Justin Peck’s “‘Rōdē,ō: Four Dance Episodes”—an expansive piece for a 16-member cast set to the famous score of Aaron Copland—premiered last season. I was impressed with this ballet then; and I was even more impressed with it this time. Staying true to the essence of the music, in “‘Rōdē,ō,” Peck created visual imagery that is at once sophisticated and unpretentious, lyrical and rambunctious, humorous and utterly humane. His choreography translates in abstract terms a sense of openness and freedom with feelings of camaraderie and closeness. In many ways, this ballet is a poignant rumination on everyday life as told by a young man with wisdom of someone who has lived a hundred lives.
“‘Rōdē,ō” is a stirring showcase of the company’s male power; and the collective energy of the superb cast was the key to the extraordinary success of the performance. Anthony Huxley, Daniel Ulbricht and Andrew Veyette formed a buoyant, high-flying trio in the ballet’s opening and closing sections. Taylor Stanley showed his gentle, lyrical side in the poetic quintet of the second episode, danced to the heart-rending “Corral Nocturne.”
With his inimitable wicked grin, Amar Ramasar, in the ballet’s signature move, pulled the cord from the stage to give the orchestra a visual cue for the jubilant “Hoedown.” Ramasar was the only lucky guy who got to dance with the lone girl during this imaginary rodeo, partnering with Sara Mearns in the ballet’s third section with admirable plasticity and gracefulness.

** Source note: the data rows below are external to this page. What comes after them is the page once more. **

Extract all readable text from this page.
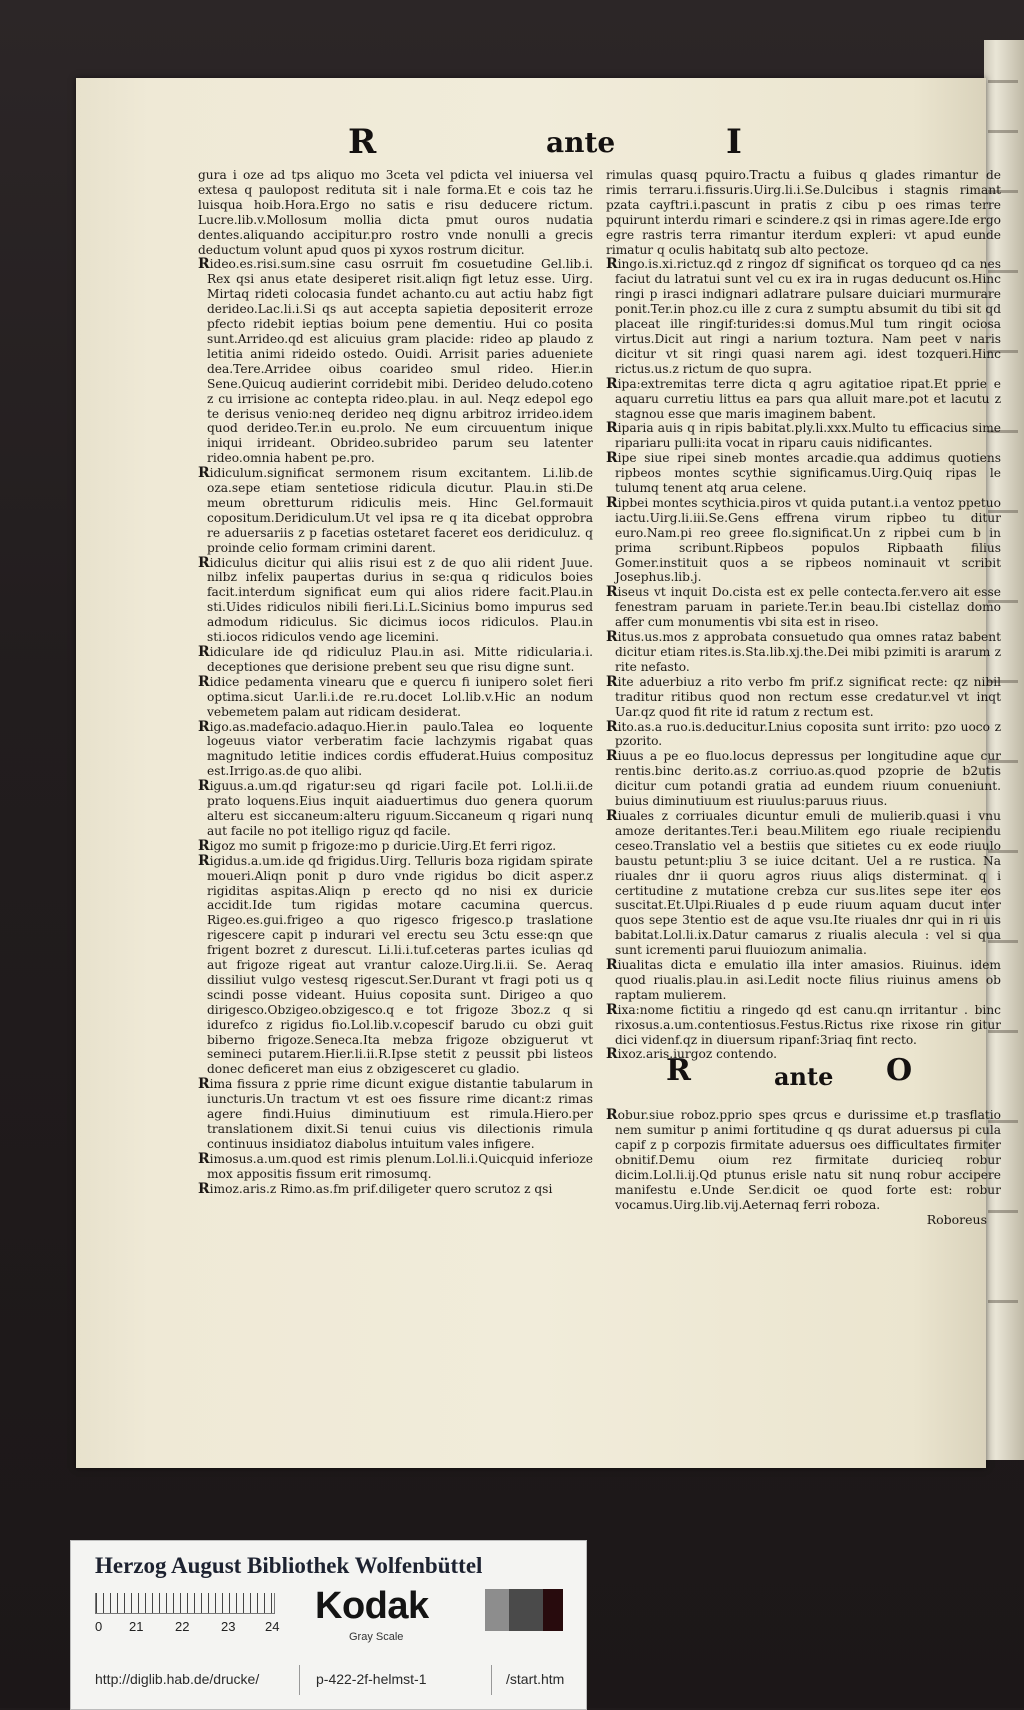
R	ante	I

gura i oze ad tps aliquo mo 3ceta vel pdicta vel iniuersa vel extesa q paulopost redituta sit i nale forma.Et e cois taz he luisqua hoib.Hora.Ergo no satis e risu deducere rictum. Lucre.lib.v.Mollosum mollia dicta pmut ouros nudatia dentes.aliquando accipitur.pro rostro vnde nonulli a grecis deductum volunt apud quos pi xyxos rostrum dicitur.

Rideo.es.risi.sum.sine casu osrruit fm cosuetudine Gel.lib.i. Rex qsi anus etate desiperet risit.aliqn figt letuz esse. Uirg. Mirtaq rideti colocasia fundet achanto.cu aut actiu habz figt derideo.Lac.li.i.Si qs aut accepta sapietia depositerit erroze pfecto ridebit ieptias boium pene dementiu. Hui co posita sunt.Arrideo.qd est alicuius gram placide: rideo ap plaudo z letitia animi rideido ostedo. Ouidi. Arrisit paries adueniete dea.Tere.Arridee oibus coarideo smul rideo. Hier.in Sene.Quicuq audierint corridebit mibi. Derideo deludo.coteno z cu irrisione ac contepta rideo.plau. in aul. Neqz edepol ego te derisus venio:neq derideo neq dignu arbitroz irrideo.idem quod derideo.Ter.in eu.prolo. Ne eum circuuentum inique iniqui irrideant. Obrideo.subrideo parum seu latenter rideo.omnia habent pe.pro.

Ridiculum.significat sermonem risum excitantem. Li.lib.de oza.sepe etiam sentetiose ridicula dicutur. Plau.in sti.De meum obretturum ridiculis meis. Hinc Gel.formauit copositum.Deridiculum.Ut vel ipsa re q ita dicebat opprobra re aduersariis z p facetias ostetaret faceret eos deridiculuz. q proinde celio formam crimini darent.

Ridiculus dicitur qui aliis risui est z de quo alii rident Juue. nilbz infelix paupertas durius in se:qua q ridiculos boies facit.interdum significat eum qui alios ridere facit.Plau.in sti.Uides ridiculos nibili fieri.Li.L.Sicinius bomo impurus sed admodum ridiculus. Sic dicimus iocos ridiculos. Plau.in sti.iocos ridiculos vendo age licemini.

Ridiculare ide qd ridiculuz Plau.in asi. Mitte ridicularia.i. deceptiones que derisione prebent seu que risu digne sunt.

Ridice pedamenta vinearu que e quercu fi iunipero solet fieri optima.sicut Uar.li.i.de re.ru.docet Lol.lib.v.Hic an nodum vebemetem palam aut ridicam desiderat.

Rigo.as.madefacio.adaquo.Hier.in paulo.Talea eo loquente logeuus viator verberatim facie lachzymis rigabat quas magnitudo letitie indices cordis effuderat.Huius composituz est.Irrigo.as.de quo alibi.

Riguus.a.um.qd rigatur:seu qd rigari facile pot. Lol.li.ii.de prato loquens.Eius inquit aiaduertimus duo genera quorum alteru est siccaneum:alteru riguum.Siccaneum q rigari nunq aut facile no pot itelligo riguz qd facile.

Rigoz mo sumit p frigoze:mo p duricie.Uirg.Et ferri rigoz.

Rigidus.a.um.ide qd frigidus.Uirg. Telluris boza rigidam spirate moueri.Aliqn ponit p duro vnde rigidus bo dicit asper.z rigiditas aspitas.Aliqn p erecto qd no nisi ex duricie accidit.Ide tum rigidas motare cacumina quercus. Rigeo.es.gui.frigeo a quo rigesco frigesco.p traslatione rigescere capit p indurari vel erectu seu 3ctu esse:qn que frigent bozret z durescut. Li.li.i.tuf.ceteras partes iculias qd aut frigoze rigeat aut vrantur caloze.Uirg.li.ii. Se. Aeraq dissiliut vulgo vestesq rigescut.Ser.Durant vt fragi poti us q scindi posse videant. Huius coposita sunt. Dirigeo a quo dirigesco.Obzigeo.obzigesco.q e tot frigoze 3boz.z q si idurefco z rigidus fio.Lol.lib.v.copescif barudo cu obzi guit biberno frigoze.Seneca.Ita mebza frigoze obziguerut vt semineci putarem.Hier.li.ii.R.Ipse stetit z peussit pbi listeos donec deficeret man eius z obzigesceret cu gladio.

Rima fissura z pprie rime dicunt exigue distantie tabularum in iuncturis.Un tractum vt est oes fissure rime dicant:z rimas agere findi.Huius diminutiuum est rimula.Hiero.per translationem dixit.Si tenui cuius vis dilectionis rimula continuus insidiatoz diabolus intuitum vales infigere.

Rimosus.a.um.quod est rimis plenum.Lol.li.i.Quicquid inferioze mox appositis fissum erit rimosumq.

Rimoz.aris.z Rimo.as.fm prif.diligeter quero scrutoz z qsi

rimulas quasq pquiro.Tractu a fuibus q glades rimantur de rimis terraru.i.fissuris.Uirg.li.i.Se.Dulcibus i stagnis rimant pzata cayftri.i.pascunt in pratis z cibu p oes rimas terre pquirunt interdu rimari e scindere.z qsi in rimas agere.Ide ergo egre rastris terra rimantur iterdum expleri: vt apud eunde rimatur q oculis habitatq sub alto pectoze.

Ringo.is.xi.rictuz.qd z ringoz df significat os torqueo qd ca nes faciut du latratui sunt vel cu ex ira in rugas deducunt os.Hinc ringi p irasci indignari adlatrare pulsare duiciari murmurare ponit.Ter.in phoz.cu ille z cura z sumptu absumit du tibi sit qd placeat ille ringif:turides:si domus.Mul tum ringit ociosa virtus.Dicit aut ringi a narium toztura. Nam peet v naris dicitur vt sit ringi quasi narem agi. idest tozqueri.Hinc rictus.us.z rictum de quo supra.

Ripa:extremitas terre dicta q agru agitatioe ripat.Et pprie e aquaru curretiu littus ea pars qua alluit mare.pot et lacutu z stagnou esse que maris imaginem babent.

Riparia auis q in ripis babitat.ply.li.xxx.Multo tu efficacius sime ripariaru pulli:ita vocat in riparu cauis nidificantes.

Ripe siue ripei sineb montes arcadie.qua addimus quotiens ripbeos montes scythie significamus.Uirg.Quiq ripas le tulumq tenent atq arua celene.

Ripbei montes scythicia.piros vt quida putant.i.a ventoz ppetuo iactu.Uirg.li.iii.Se.Gens effrena virum ripbeo tu ditur euro.Nam.pi reo greee flo.significat.Un z ripbei cum b in prima scribunt.Ripbeos populos Ripbaath filius Gomer.instituit quos a se ripbeos nominauit vt scribit Josephus.lib.j.

Riseus vt inquit Do.cista est ex pelle contecta.fer.vero ait esse fenestram paruam in pariete.Ter.in beau.Ibi cistellaz domo affer cum monumentis vbi sita est in riseo.

Ritus.us.mos z approbata consuetudo qua omnes rataz babent dicitur etiam rites.is.Sta.lib.xj.the.Dei mibi pzimiti is ararum z rite nefasto.

Rite aduerbiuz a rito verbo fm prif.z significat recte: qz nibil traditur ritibus quod non rectum esse credatur.vel vt inqt Uar.qz quod fit rite id ratum z rectum est.

Rito.as.a ruo.is.deducitur.Lnius coposita sunt irrito: pzo uoco z pzorito.

Riuus a pe eo fluo.locus depressus per longitudine aque cur rentis.binc derito.as.z corriuo.as.quod pzoprie de b2utis dicitur cum potandi gratia ad eundem riuum conueniunt. buius diminutiuum est riuulus:paruus riuus.

Riuales z corriuales dicuntur emuli de mulierib.quasi i vnu amoze deritantes.Ter.i beau.Militem ego riuale recipiendu ceseo.Translatio vel a bestiis que sitietes cu ex eode riuulo baustu petunt:pliu 3 se iuice dcitant. Uel a re rustica. Na riuales dnr ii quoru agros riuus aliqs disterminat. q i certitudine z mutatione crebza cur sus.lites sepe iter eos suscitat.Et.Ulpi.Riuales d p eude riuum aquam ducut inter quos sepe 3tentio est de aque vsu.Ite riuales dnr qui in ri uis babitat.Lol.li.ix.Datur camarus z riualis alecula : vel si qua sunt icrementi parui fluuiozum animalia.

Riualitas dicta e emulatio illa inter amasios. Riuinus. idem quod riualis.plau.in asi.Ledit nocte filius riuinus amens ob raptam mulierem.

Rixa:nome fictitiu a ringedo qd est canu.qn irritantur . binc rixosus.a.um.contentiosus.Festus.Rictus rixe rixose rin gitur dici videnf.qz in diuersum ripanf:3riaq fint recto.

Rixoz.aris.iurgoz contendo.

R	ante O

Robur.siue roboz.pprio spes qrcus e durissime et.p trasflatio nem sumitur p animi fortitudine q qs durat aduersus pi cula capif z p corpozis firmitate aduersus oes difficultates firmiter obnitif.Demu oium rez firmitate duricieq robur dicim.Lol.li.ij.Qd ptunus erisle natu sit nunq robur accipere manifestu e.Unde Ser.dicit oe quod forte est: robur vocamus.Uirg.lib.vij.Aeternaq ferri roboza.

Roboreus

Herzog August Bibliothek Wolfenbüttel
0 21 22 23 24 Kodak
Gray Scale
http://diglib.hab.de/drucke/	p-422-2f-helmst-1	/start.htm
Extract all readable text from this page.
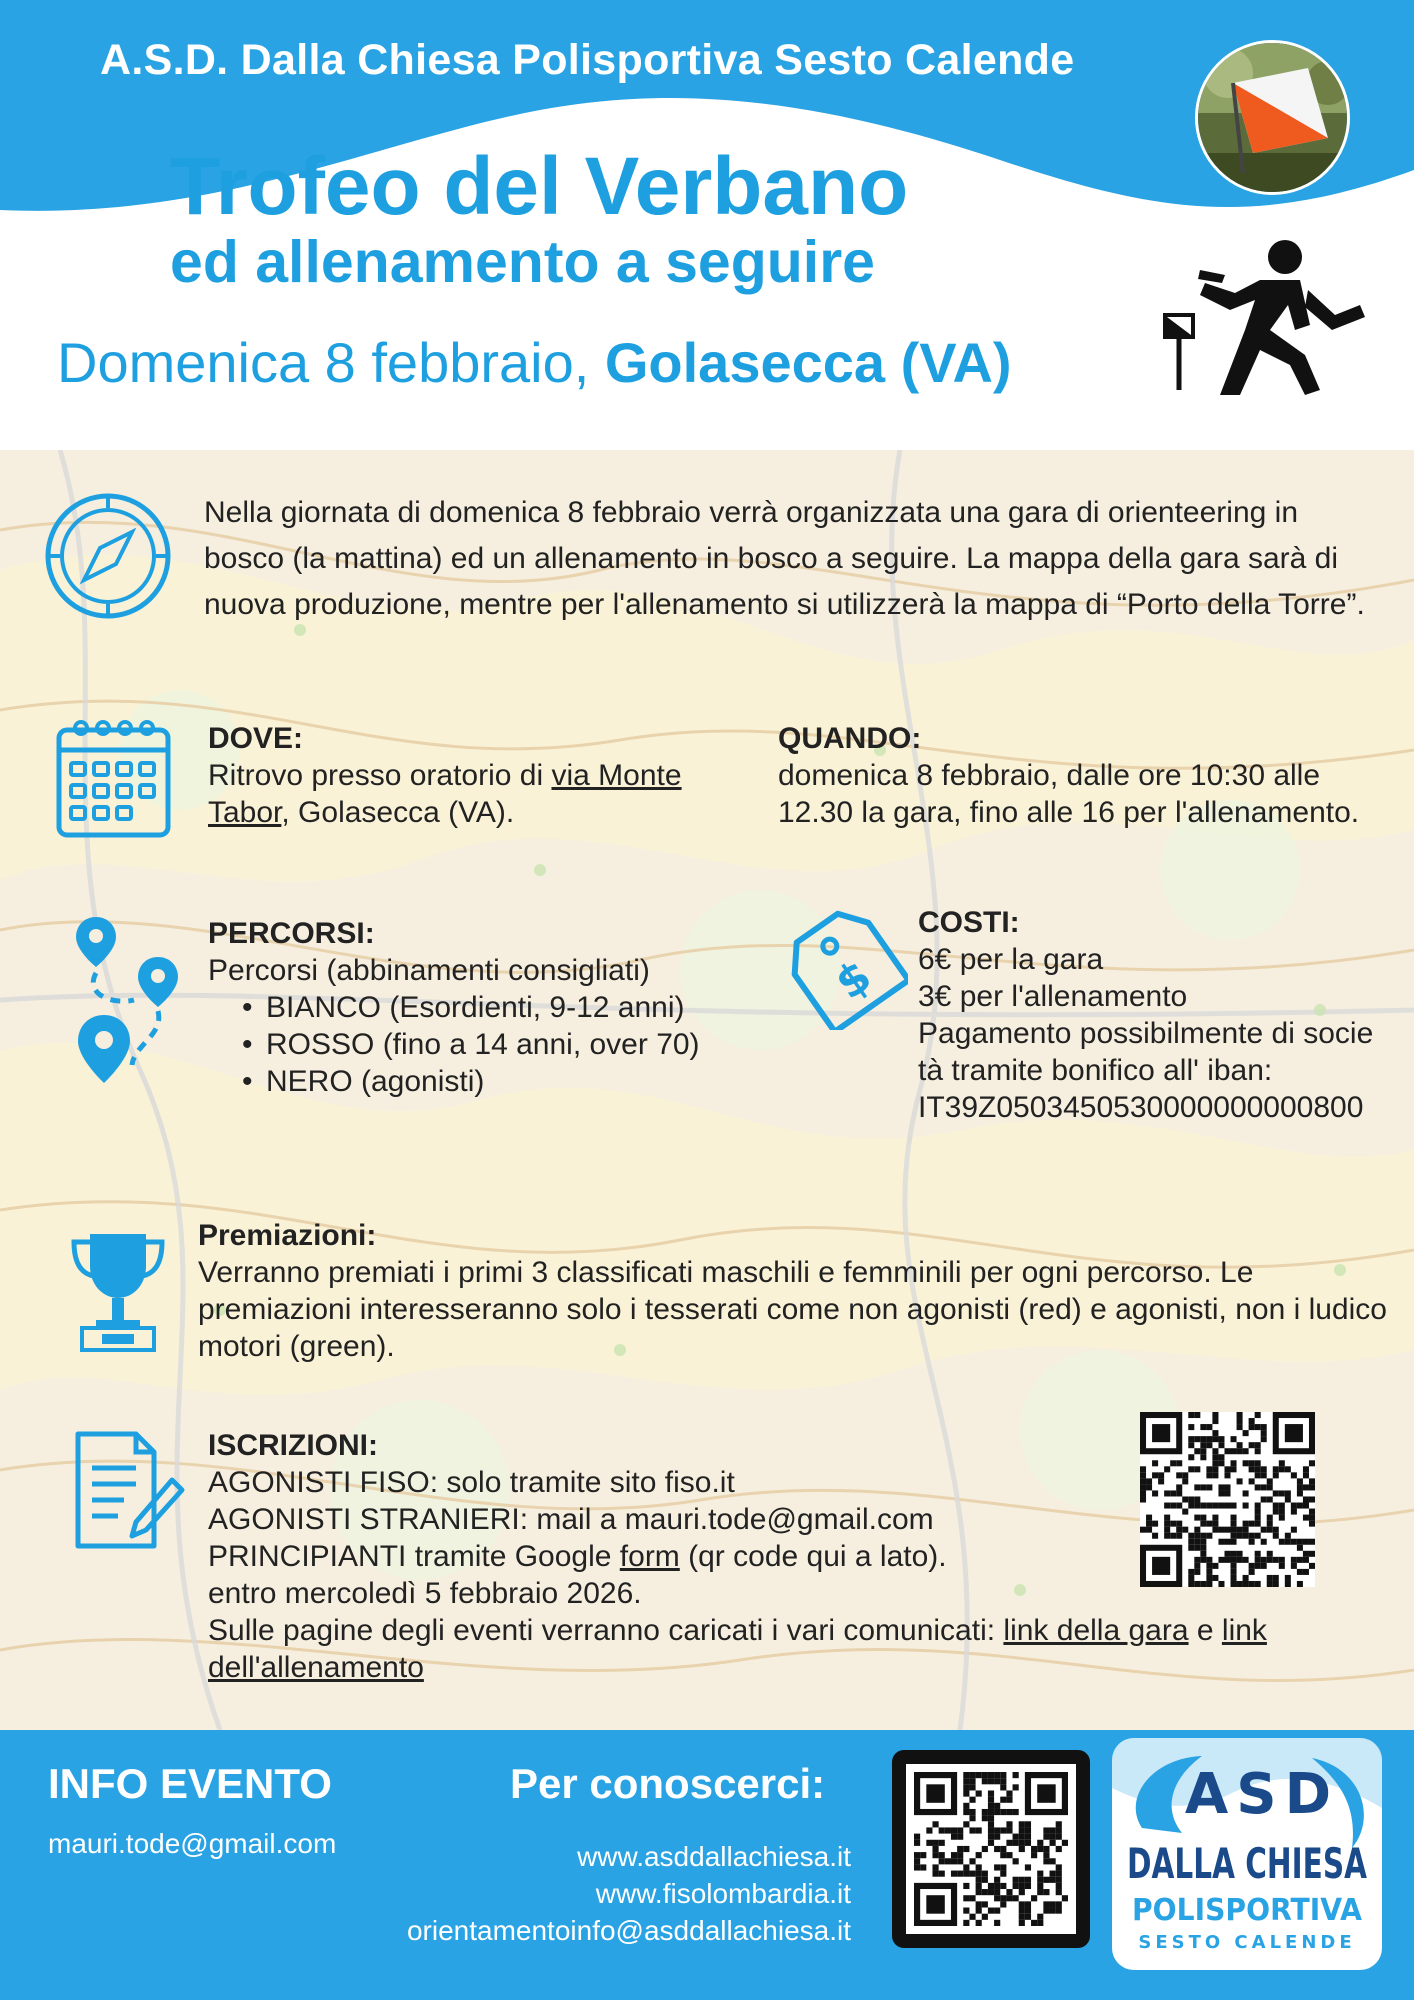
A.S.D. Dalla Chiesa Polisportiva Sesto Calende
Trofeo del Verbano
ed allenamento a seguire
Domenica 8 febbraio, Golasecca (VA)
Nella giornata di domenica 8 febbraio verrà organizzata una gara di orienteering in bosco (la mattina) ed un allenamento in bosco a seguire. La mappa della gara sarà di nuova produzione, mentre per l'allenamento si utilizzerà la mappa di “Porto della Torre”.
DOVE:
Ritrovo presso oratorio di via Monte Tabor, Golasecca (VA).
QUANDO:
domenica 8 febbraio, dalle ore 10:30 alle 12.30 la gara, fino alle 16 per l'allenamento.
PERCORSI:
Percorsi (abbinamenti consigliati)
• BIANCO (Esordienti, 9-12 anni)
• ROSSO (fino a 14 anni, over 70)
• NERO (agonisti)
$
COSTI:
6€ per la gara
3€ per l'allenamento
Pagamento possibilmente di società tramite bonifico all' iban:
IT39Z0503450530000000000800
Premiazioni:
Verranno premiati i primi 3 classificati maschili e femminili per ogni percorso. Le premiazioni interesseranno solo i tesserati come non agonisti (red) e agonisti, non i ludico motori (green).
ISCRIZIONI:
AGONISTI FISO: solo tramite sito fiso.it
AGONISTI STRANIERI: mail a mauri.tode@gmail.com
PRINCIPIANTI tramite Google form (qr code qui a lato).
entro mercoledì 5 febbraio 2026.
Sulle pagine degli eventi verranno caricati i vari comunicati: link della gara e link dell'allenamento
INFO EVENTO
mauri.tode@gmail.com
Per conoscerci:
www.asddallachiesa.it
www.fisolombardia.it
orientamentoinfo@asddallachiesa.it
ASD
DALLA CHIESA
POLISPORTIVA
SESTO CALENDE
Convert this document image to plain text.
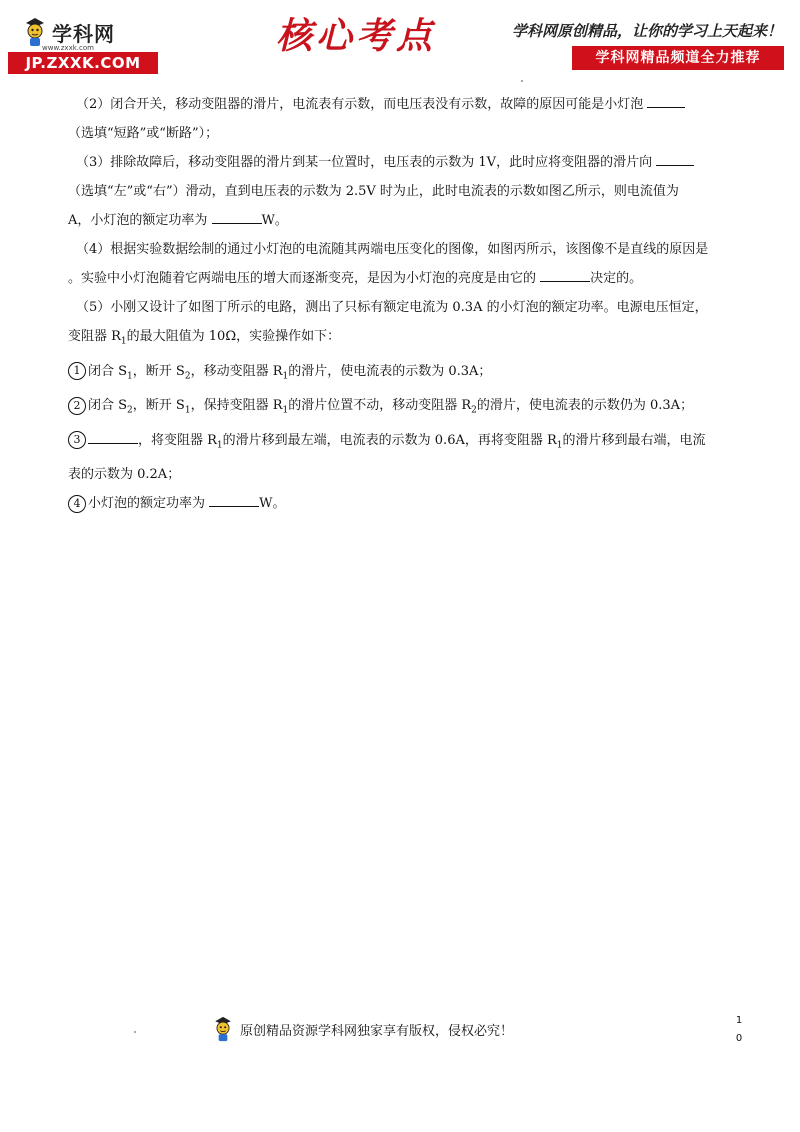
学科网
www.zxxk.com
JP.ZXXK.COM
核心考点	学科网原创精品，让你的学习上天起来！
学科网精品频道全力推荐
（2）闭合开关，移动变阻器的滑片，电流表有示数，而电压表没有示数，故障的原因可能是小灯泡
（选填“短路”或“断路”）；
（3）排除故障后，移动变阻器的滑片到某一位置时，电压表的示数为 1V，此时应将变阻器的滑片向
（选填“左”或“右”）滑动，直到电压表的示数为 2.5V 时为止，此时电流表的示数如图乙所示，则电流值为
A，小灯泡的额定功率为	W。
（4）根据实验数据绘制的通过小灯泡的电流随其两端电压变化的图像，如图丙所示，该图像不是直线的原因是
。实验中小灯泡随着它两端电压的增大而逐渐变亮，是因为小灯泡的亮度是由它的	决定的。
（5）小刚又设计了如图丁所示的电路，测出了只标有额定电流为 0.3A 的小灯泡的额定功率。电源电压恒定，
变阻器 $R_1$的最大阻值为 10Ω，实验操作如下：
1 闭合 $S_1$，断开 $S_2$，移动变阻器 $R_1$的滑片，使电流表的示数为 0.3A；
2 闭合 $S_2$，断开 $S_1$，保持变阻器 $R_1$的滑片位置不动，移动变阻器 $R_2$的滑片，使电流表的示数仍为 0.3A；
3	，将变阻器 $R_1$的滑片移到最左端，电流表的示数为 0.6A，再将变阻器 $R_1$的滑片移到最右端，电流
表的示数为 0.2A；
4 小灯泡的额定功率为	W。
原创精品资源学科网独家享有版权，侵权必究！
1
0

To cap the evening, the company delivered a rousing rendition of Balanchine’s “Slaughter on Tenth Avenue”—the 1968 remake of the original dance number featured in the 1936 Rodgers and Hart musical “On Your Toes.”
I have a soft spot for “Slaughter.” It’s no masterpiece, but it’s a ballet that unfailingly puts a smile on my face, no matter how many times I’ve seen it. A mélange of humor and horror, it’s a hilarious spoof on gangster movies and backstage jealousy. This comic melodrama takes place in a shabby night club and boasts the most unusual opening act in all ballet: a disgruntled dancer hires an assassin to eliminate his competitor in a love triangle in a cunningly revengeful plot. Yet the main story here revolves around a kindhearted hoofer who falls in love with the club’s sexy stripper who saves his life in the ballet’s surprising finale.
Sporting a shimmering fringed dress, the alluring Teresa Reichlen was a glamorous-looking, high-kicking Striptease Girl; but it was Robert Fairchild as the lovelorn Hoofer who ultimately won the affection of the audience. With loads of charm and a proper Broadway swagger, he tapped his way away from imminent death to happily-ever-after, channeling with wholehearted abandon and uncontainable passion his inner Gene Kelly.